The law of Moses was also given to demonstrate the concept of Justice, and the reality of sin to a people with no revelation of such things. Whereas Jesus did change the dynamic somewhat with his covenant of grace and forgiveness. But where this new "covenant" is not recieved, the law and justice does not simply disappear. None of this changes God's prerogative to punish sin, where that punishment is demanded by justice. Even if the "bowels of divine mercy" have been extended through the New Testament, it still may be possible to avoid them ... to neglect "so great a salvation".
Morality to me is about life and peace. It has no room for violence and murder.
We know better because better is done. People get jail, rehabilitation and help all under man's hospitality. That to me is much more civilized than throwing a thunderbolt at the person or throwing him into a firepit called hell.
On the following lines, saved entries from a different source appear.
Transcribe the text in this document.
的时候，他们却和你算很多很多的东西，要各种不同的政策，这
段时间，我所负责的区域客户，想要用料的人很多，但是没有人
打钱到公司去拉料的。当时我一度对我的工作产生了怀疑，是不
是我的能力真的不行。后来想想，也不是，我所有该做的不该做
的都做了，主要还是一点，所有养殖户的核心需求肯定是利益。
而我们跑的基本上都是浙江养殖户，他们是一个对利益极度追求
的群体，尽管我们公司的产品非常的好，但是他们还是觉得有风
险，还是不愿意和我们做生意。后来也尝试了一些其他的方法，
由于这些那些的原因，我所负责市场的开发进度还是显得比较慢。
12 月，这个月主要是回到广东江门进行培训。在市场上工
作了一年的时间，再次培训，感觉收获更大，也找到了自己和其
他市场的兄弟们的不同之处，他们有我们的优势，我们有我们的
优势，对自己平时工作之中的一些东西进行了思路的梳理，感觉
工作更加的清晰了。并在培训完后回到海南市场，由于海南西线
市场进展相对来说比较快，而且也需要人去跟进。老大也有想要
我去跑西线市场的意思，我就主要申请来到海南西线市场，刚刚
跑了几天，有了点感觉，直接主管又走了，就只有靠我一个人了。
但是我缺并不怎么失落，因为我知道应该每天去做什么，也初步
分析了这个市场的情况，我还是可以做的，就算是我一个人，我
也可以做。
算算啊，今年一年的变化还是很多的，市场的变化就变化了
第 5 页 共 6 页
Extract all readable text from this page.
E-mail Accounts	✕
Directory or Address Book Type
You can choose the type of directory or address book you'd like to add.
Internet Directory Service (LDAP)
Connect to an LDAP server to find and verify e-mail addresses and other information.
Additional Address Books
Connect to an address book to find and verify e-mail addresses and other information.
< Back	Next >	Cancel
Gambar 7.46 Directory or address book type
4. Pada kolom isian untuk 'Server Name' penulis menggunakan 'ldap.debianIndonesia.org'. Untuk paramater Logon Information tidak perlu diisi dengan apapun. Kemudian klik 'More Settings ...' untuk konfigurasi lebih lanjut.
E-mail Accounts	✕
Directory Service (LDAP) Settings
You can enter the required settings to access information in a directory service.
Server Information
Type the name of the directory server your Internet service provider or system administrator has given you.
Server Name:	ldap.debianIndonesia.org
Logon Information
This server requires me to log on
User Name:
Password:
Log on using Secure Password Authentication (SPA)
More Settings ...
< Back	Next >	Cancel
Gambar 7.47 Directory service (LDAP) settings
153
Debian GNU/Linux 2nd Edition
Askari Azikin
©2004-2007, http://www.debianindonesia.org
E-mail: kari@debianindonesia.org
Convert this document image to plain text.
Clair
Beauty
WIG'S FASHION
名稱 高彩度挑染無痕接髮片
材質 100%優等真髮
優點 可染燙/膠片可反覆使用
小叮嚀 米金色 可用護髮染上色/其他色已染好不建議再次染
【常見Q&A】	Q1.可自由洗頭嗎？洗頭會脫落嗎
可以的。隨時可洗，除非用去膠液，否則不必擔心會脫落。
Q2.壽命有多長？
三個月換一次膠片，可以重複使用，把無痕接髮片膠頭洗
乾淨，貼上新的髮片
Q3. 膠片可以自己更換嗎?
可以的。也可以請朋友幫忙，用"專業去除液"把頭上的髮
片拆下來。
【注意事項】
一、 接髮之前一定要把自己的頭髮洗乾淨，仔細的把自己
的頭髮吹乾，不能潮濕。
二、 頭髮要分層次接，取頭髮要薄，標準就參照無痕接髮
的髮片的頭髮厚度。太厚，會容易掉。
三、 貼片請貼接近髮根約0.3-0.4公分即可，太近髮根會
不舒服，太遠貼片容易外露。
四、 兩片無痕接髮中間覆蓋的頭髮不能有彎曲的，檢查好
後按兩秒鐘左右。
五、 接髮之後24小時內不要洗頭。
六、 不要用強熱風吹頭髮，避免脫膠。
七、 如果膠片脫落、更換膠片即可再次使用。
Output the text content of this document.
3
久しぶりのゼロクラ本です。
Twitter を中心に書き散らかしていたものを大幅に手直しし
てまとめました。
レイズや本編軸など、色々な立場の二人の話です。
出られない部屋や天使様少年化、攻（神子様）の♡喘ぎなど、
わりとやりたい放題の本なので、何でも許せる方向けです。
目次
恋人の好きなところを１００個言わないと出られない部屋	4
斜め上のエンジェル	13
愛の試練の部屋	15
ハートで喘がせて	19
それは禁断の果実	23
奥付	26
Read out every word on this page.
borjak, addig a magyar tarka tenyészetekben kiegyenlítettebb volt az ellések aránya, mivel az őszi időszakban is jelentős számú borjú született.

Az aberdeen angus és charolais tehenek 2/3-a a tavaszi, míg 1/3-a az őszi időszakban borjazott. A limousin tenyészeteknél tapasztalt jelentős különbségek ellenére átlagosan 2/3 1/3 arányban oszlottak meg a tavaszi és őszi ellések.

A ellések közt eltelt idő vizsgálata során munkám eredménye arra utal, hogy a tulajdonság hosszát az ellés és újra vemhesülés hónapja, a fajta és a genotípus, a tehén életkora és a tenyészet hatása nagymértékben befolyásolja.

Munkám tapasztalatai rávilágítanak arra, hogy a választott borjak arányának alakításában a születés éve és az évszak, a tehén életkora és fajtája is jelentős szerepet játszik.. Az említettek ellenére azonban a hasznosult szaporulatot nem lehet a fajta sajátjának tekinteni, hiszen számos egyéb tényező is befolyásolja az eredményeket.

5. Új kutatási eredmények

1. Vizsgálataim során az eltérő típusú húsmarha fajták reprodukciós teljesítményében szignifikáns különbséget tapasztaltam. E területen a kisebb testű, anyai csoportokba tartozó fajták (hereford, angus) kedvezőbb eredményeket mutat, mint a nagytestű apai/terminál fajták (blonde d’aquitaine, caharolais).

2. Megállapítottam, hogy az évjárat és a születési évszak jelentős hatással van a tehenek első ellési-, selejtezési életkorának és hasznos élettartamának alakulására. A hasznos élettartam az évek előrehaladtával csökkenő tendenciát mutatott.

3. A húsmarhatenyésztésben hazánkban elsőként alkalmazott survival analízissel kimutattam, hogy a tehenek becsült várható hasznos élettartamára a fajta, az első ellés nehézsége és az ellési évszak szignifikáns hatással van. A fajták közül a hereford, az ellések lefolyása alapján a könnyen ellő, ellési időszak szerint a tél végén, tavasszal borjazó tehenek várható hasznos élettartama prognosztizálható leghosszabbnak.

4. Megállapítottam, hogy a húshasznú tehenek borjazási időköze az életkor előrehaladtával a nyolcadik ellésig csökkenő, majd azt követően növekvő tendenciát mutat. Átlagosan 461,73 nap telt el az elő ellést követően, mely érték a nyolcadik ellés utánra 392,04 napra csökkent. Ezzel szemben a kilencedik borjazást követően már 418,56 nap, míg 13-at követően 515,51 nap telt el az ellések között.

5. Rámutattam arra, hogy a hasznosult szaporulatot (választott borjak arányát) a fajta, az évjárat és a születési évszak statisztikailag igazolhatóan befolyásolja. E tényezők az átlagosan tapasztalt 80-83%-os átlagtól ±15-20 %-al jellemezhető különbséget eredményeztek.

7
Essorant, you've said this so many times, that I have to call you on it. Do you really believe that under our present Justice System, all criminals are really rehabilitated that undergo "rehab"? You think we don't "throw the lightening bolt" of the Electric chair, or "throw a person" into a firepit called prison, if they keep going back (with increasing intensity) to their criminal ways?
Again, I'm not trying to say that God's econonmy is nothing more than a celestial version of democracy. But, please, stop using democracy falsely as somekind of utopian vision, by which you can contrast my views. You're either ignorant of our present justice system, or not being wholly honest here. You always strive to see the best in everything and everyone Essorant, and that's admirable. It's actually one of the things I like most about you. But maybe that's what you're doing in an extreme way ... wearing rose colored glasses as you look at Old Betsy's stars? You can't seem to see her stripes.
The reason is that "punish by death" (murder) and "superlative" can never stand together.
If better means are rejected, then to "punish by death" does not necessarily entail what you call murder. The Bible makes a distinction, for example, between the sword of civil government (following the law of God) and the dagger of a rogue. I'm not saying that the earthly manifestation of punishment represents the "best". (It does represent the worst). But I am saying that there is a difference between punitive death and murder, biblically speaking ... and before you say it, even in a wonderful democracy like ours.
I'll quote C.S. Lewis here: "An exhortation to charity should not come as a rider to a refusal of justice".